Within a few years following the discovery of the APOE association with Alzheimer disease, several studies suggested that the effect of APOE is much weaker in African-Americans, an ethnic group with a rate of Alzheimer’s similar to that in Caucasians. This observation prompted Farrer in 1998 to add a focus on African-Americans to his large federally-funded multi-center genetic epidemiology study of Alzheimer’s disease (the MIRAGE Study).
“Historically, African-Americans have been poorly represented in medical research studies as compared to Caucasian Americans,” Farrer. Approximately 250 African-American MIRAGE Study families including at least one sibling diagnosed with Alzheimer’s and one cognitively normal sibling ascertained primarily at Morehouse School of Medicine in Atlanta and the University of Alabama in Birmingham were included in this study.
The total study group was divided into two parts: one that was analyzed to help with the discovery of SORL1, and a second that was analyzed to confirm the role of the gene. The discovery sample included 350 families (representing a total of 1,800 people, half of whom were diagnosed with Alzheimer’s) from Columbia University Medical Center (Caribbean-Hispanics) and the University of Toronto (American and European Caucasians) and 500 Caucasian and African-American families (representing a total of 1,000 people) from the MIRAGE Study. The confirmation sample included the Israeli-Arab group, another group of unrelated Caucasian Alzheimer patients and controls from the University of Toronto, and a large series of mostly Caucasian Alzheimer patients and controls from the Mayo Clinic.

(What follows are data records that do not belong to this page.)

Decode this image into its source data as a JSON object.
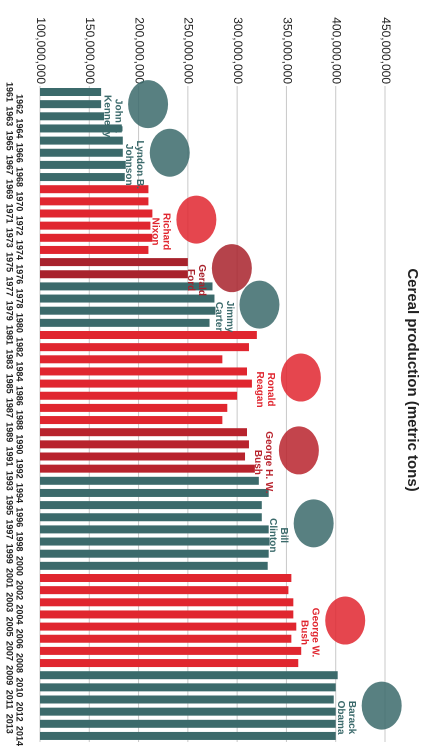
{
  "chart_data": {
    "type": "bar",
    "orientation": "horizontal",
    "title": "Cereal production (metric tons)",
    "categories": [
      "1961",
      "1962",
      "1963",
      "1964",
      "1965",
      "1966",
      "1967",
      "1968",
      "1969",
      "1970",
      "1971",
      "1972",
      "1973",
      "1974",
      "1975",
      "1976",
      "1977",
      "1978",
      "1979",
      "1980",
      "1981",
      "1982",
      "1983",
      "1984",
      "1985",
      "1986",
      "1987",
      "1988",
      "1989",
      "1990",
      "1991",
      "1992",
      "1993",
      "1994",
      "1995",
      "1996",
      "1997",
      "1998",
      "1999",
      "2000",
      "2001",
      "2002",
      "2003",
      "2004",
      "2005",
      "2006",
      "2007",
      "2008",
      "2009",
      "2010",
      "2011",
      "2012",
      "2013",
      "2014"
    ],
    "values": [
      162000000,
      162000000,
      165000000,
      183000000,
      184000000,
      184000000,
      187000000,
      186000000,
      210000000,
      210000000,
      214000000,
      212000000,
      214000000,
      210000000,
      250000000,
      250000000,
      275000000,
      277000000,
      278000000,
      272000000,
      320000000,
      312000000,
      285000000,
      310000000,
      315000000,
      300000000,
      290000000,
      285000000,
      310000000,
      312000000,
      308000000,
      318000000,
      322000000,
      332000000,
      325000000,
      325000000,
      332000000,
      333000000,
      332000000,
      331000000,
      355000000,
      352000000,
      357000000,
      357000000,
      360000000,
      355000000,
      365000000,
      362000000,
      402000000,
      400000000,
      398000000,
      400000000,
      400000000,
      400000000
    ],
    "colors": [
      "#3b6a6b",
      "#3b6a6b",
      "#3b6a6b",
      "#3b6a6b",
      "#3b6a6b",
      "#3b6a6b",
      "#3b6a6b",
      "#3b6a6b",
      "#e0262f",
      "#e0262f",
      "#e0262f",
      "#e0262f",
      "#e0262f",
      "#e0262f",
      "#a8222c",
      "#a8222c",
      "#3b6a6b",
      "#3b6a6b",
      "#3b6a6b",
      "#3b6a6b",
      "#e0262f",
      "#e0262f",
      "#e0262f",
      "#e0262f",
      "#e0262f",
      "#e0262f",
      "#e0262f",
      "#e0262f",
      "#b8232d",
      "#b8232d",
      "#b8232d",
      "#b8232d",
      "#3b6a6b",
      "#3b6a6b",
      "#3b6a6b",
      "#3b6a6b",
      "#3b6a6b",
      "#3b6a6b",
      "#3b6a6b",
      "#3b6a6b",
      "#e0262f",
      "#e0262f",
      "#e0262f",
      "#e0262f",
      "#e0262f",
      "#e0262f",
      "#e0262f",
      "#e0262f",
      "#3b6a6b",
      "#3b6a6b",
      "#3b6a6b",
      "#3b6a6b",
      "#3b6a6b",
      "#3b6a6b"
    ],
    "ylim": [
      100000000,
      450000000
    ],
    "yticks": [
      {
        "value": 100000000,
        "label": "100,000,000"
      },
      {
        "value": 150000000,
        "label": "150,000,000"
      },
      {
        "value": 200000000,
        "label": "200,000,000"
      },
      {
        "value": 250000000,
        "label": "250,000,000"
      },
      {
        "value": 300000000,
        "label": "300,000,000"
      },
      {
        "value": 350000000,
        "label": "350,000,000"
      },
      {
        "value": 400000000,
        "label": "400,000,000"
      },
      {
        "value": 450000000,
        "label": "450,000,000"
      }
    ],
    "grid": true,
    "annotations": [
      [
        "John F.",
        "Kennedy"
      ],
      [
        "Lyndon B.",
        "Johnson"
      ],
      [
        "Richard",
        "Nixon"
      ],
      [
        "Gerald",
        "Ford"
      ],
      [
        "Jimmy",
        "Carter"
      ],
      [
        "Ronald",
        "Reagan"
      ],
      [
        "George H. W.",
        "Bush"
      ],
      [
        "Bill",
        "Clinton"
      ],
      [
        "George W.",
        "Bush"
      ],
      [
        "Barack",
        "Obama"
      ]
    ]
  }
}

Interestingly, the same variant was found in both the Israeli-Arab and Caribbean-Hispanic groups, which indicates that generations ago these two groups may have been genetically or geographically linked.
Friedland reports that the work illustrates the value of diverse populations and international collaborations for understanding a complex disease such as Alzheimer’s. He also notes that the discovery of this new gene suggests new ways in which therapies can be developed, which is the ultimate goal of this work.
“Currently available therapies cannot arrest the progress of the disease,” Friedland notes. “Understanding how the forms of the SORL1 gene associated with increase risk alter protein handling will suggest novel pharmacological or lifestyle modifications to slow progression.”